A friend and former colleague asked me the other day how do you know the content you deliver to clients is working?
In other words, is the content raising their profile? Is it attracting and driving business?
It’s a fair question, especially for marketers who’ve been at it for a while; the concept of inbound marketing is still very new, and the idea that a brand isn’t blasting out its message seems … wrong. But all the evidence suggests it’s the right strategy at the right time.
It’s all just a little too Zen.
Quite obviously, your customers are searching the Internet for information way before you hear from them. So smart organizations have embraced the idea of providing non-brand-specific information to customers somewhere out there – customers with whom they don’t yet have a relationship. We call it content marketing.

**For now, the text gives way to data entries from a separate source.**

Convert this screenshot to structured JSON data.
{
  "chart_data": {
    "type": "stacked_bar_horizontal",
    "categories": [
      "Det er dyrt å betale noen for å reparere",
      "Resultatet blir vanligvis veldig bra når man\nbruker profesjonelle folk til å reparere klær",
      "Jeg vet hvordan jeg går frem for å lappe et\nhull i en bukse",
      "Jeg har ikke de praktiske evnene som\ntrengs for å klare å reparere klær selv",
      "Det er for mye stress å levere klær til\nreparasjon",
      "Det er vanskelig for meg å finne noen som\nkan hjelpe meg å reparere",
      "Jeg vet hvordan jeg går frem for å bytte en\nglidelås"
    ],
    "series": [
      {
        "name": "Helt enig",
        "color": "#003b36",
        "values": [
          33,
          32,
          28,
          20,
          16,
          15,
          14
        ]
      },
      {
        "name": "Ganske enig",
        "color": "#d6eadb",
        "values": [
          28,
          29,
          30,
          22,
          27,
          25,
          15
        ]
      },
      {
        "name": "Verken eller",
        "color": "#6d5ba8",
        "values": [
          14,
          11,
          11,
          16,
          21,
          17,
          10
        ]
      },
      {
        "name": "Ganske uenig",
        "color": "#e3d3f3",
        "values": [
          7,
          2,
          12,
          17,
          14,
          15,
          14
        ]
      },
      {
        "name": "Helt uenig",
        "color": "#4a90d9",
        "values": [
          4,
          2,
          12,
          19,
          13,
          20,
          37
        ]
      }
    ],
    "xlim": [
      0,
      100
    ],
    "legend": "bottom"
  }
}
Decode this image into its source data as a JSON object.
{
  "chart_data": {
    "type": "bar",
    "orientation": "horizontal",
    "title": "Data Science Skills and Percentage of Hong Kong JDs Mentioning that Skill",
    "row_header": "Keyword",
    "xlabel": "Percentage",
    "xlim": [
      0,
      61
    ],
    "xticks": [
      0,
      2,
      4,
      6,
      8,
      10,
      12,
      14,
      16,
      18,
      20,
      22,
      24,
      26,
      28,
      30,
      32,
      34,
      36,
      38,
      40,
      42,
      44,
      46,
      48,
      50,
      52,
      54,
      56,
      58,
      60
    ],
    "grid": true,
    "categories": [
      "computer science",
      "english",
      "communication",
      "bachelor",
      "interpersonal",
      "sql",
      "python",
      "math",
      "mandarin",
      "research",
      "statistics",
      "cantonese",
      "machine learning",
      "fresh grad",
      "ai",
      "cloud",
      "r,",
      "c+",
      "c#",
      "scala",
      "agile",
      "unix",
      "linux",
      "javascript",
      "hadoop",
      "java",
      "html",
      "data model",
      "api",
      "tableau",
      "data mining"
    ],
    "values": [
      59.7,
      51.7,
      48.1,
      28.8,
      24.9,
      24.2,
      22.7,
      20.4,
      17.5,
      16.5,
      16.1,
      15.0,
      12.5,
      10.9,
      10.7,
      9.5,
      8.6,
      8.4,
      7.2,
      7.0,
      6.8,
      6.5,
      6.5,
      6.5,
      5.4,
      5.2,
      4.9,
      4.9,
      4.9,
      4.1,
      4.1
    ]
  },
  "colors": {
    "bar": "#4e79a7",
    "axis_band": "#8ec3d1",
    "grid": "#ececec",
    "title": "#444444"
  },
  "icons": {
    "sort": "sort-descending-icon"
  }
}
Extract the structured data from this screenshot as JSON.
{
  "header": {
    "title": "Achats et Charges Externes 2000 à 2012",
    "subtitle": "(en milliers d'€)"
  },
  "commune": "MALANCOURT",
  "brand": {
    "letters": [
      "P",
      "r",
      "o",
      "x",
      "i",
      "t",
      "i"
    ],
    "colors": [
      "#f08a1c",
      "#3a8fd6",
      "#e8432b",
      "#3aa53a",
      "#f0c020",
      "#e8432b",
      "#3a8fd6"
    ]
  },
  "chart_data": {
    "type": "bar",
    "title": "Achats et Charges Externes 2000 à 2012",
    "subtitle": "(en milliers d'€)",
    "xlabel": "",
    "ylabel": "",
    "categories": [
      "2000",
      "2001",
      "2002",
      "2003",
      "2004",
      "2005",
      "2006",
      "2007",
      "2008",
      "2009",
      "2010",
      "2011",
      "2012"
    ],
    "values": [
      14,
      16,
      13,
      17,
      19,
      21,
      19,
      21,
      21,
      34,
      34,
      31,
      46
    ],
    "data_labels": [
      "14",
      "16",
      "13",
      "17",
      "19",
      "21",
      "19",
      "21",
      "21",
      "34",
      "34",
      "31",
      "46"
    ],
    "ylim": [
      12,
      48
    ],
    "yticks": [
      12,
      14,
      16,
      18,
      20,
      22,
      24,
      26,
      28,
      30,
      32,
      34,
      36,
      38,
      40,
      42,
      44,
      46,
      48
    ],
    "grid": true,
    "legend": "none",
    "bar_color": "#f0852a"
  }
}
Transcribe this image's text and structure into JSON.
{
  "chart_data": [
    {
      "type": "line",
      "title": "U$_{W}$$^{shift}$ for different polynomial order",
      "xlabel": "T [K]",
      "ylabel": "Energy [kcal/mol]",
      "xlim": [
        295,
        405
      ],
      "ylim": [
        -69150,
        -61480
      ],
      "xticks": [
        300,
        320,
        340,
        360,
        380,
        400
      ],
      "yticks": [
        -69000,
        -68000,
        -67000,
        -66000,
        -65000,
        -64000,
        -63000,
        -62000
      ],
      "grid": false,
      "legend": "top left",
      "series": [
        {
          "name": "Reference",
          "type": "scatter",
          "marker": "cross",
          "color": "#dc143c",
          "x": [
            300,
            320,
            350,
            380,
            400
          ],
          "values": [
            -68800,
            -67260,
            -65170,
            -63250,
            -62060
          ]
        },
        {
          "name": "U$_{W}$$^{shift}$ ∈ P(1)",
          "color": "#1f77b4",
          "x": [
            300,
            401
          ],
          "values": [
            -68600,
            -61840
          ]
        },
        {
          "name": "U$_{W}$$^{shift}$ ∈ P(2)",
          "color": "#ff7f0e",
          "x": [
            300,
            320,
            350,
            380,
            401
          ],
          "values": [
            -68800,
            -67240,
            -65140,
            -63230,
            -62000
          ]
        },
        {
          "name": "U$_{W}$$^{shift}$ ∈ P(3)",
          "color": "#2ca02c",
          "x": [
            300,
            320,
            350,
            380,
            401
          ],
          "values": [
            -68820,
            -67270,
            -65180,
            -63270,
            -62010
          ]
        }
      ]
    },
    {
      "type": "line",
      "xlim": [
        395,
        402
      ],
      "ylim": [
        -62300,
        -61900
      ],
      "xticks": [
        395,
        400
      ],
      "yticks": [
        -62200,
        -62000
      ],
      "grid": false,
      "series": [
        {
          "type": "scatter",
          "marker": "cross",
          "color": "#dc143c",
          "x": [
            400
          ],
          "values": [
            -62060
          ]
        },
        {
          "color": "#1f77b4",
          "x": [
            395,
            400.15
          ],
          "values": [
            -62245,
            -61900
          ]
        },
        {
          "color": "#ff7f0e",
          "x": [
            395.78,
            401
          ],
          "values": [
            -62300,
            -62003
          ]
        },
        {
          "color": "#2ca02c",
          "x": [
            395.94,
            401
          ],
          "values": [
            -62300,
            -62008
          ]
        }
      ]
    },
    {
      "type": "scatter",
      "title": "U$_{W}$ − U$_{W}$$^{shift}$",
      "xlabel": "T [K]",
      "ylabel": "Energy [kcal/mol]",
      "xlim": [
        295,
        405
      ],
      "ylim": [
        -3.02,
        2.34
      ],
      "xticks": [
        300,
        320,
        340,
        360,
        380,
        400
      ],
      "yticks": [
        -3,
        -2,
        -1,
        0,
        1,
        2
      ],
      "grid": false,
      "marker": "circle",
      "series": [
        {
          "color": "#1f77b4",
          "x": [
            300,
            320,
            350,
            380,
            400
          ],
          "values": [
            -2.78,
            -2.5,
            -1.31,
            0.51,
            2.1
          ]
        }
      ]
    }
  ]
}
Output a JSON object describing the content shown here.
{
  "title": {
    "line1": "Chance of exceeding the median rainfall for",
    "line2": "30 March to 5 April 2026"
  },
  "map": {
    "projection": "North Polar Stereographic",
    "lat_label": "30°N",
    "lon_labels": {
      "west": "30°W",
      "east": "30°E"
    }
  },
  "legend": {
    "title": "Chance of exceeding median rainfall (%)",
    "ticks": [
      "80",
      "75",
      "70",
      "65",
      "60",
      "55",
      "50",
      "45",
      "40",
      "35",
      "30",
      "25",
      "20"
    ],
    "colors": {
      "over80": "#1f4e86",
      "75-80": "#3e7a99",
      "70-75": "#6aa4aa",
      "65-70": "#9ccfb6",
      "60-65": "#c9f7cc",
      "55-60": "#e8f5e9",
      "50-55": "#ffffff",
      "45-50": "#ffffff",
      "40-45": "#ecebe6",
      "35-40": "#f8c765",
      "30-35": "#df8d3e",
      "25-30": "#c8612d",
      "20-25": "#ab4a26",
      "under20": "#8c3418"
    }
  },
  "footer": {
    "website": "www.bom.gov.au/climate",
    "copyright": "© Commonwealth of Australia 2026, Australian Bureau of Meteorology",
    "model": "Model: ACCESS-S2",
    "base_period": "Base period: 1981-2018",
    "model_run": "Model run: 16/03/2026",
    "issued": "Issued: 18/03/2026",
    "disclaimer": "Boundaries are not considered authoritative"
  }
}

But how do you know if it works? That’s the question traditional marketers and salespeople – especially salespeople – are asking. The flippant answer is how do you know your advertising is working?
The real answer is that content-based inbound marketing offers you a much greater chance to track engagement and gauge how prospects move through your sales funnel. Rather than putting a message out into the world and hoping – but never really knowing – if potential customers respond and whether that response is positive or negative, inbound marketing gives you the opportunity to use easily tracked metrics.
Baseline traffic numbers.
These include pageviews and unique visitors. Basically, you’re tracking quantity, not quality. But quantity does matter, at least to a point. If no one is on your website, well… it’s kind of a waste of time.
If you’re producing quality content, you should be attracting a quality audience; that is, you should be attracting prospective customers. The way to understand whether you’re operating at this intersection of content and prospects is in quality indicators such as bounce rate and time on site. Bounce rate is the number of people who view one page of your site and then leave. So if your bounce rate is high – more than 50 percent – it demonstrates that you are not capturing your readers’ attention. You can also be more sophisticated with a tool such as Crazy Egg, which creates heat maps that show you what sections of a page visitors are viewing.
You don’t want to be talking at your audience, you want to be speaking with it. Which requires the audience to speak back, to engage with you in your thoughts. Two simple indicators that your audience is engaged are comments and social sharing. Are they commenting on your content, or perhaps commenting with you off site on social media? These are signs that you are breaking through. Social sharing is critical as well; if your content is deemed share-worthy, it means you’re doing something right, and you’re getting your name out there as a thought leader.
The goal of every content strategy is – or at least should be – to build trust. With trust, you can generate a connection with your audience that makes them far more likely to consider you as an organization with which they want to do business. And that means you need to always understand where you stand with that audience. Are they paying attention? Are they engaged? Following these metrics begins to tell you whether your content strategy is working.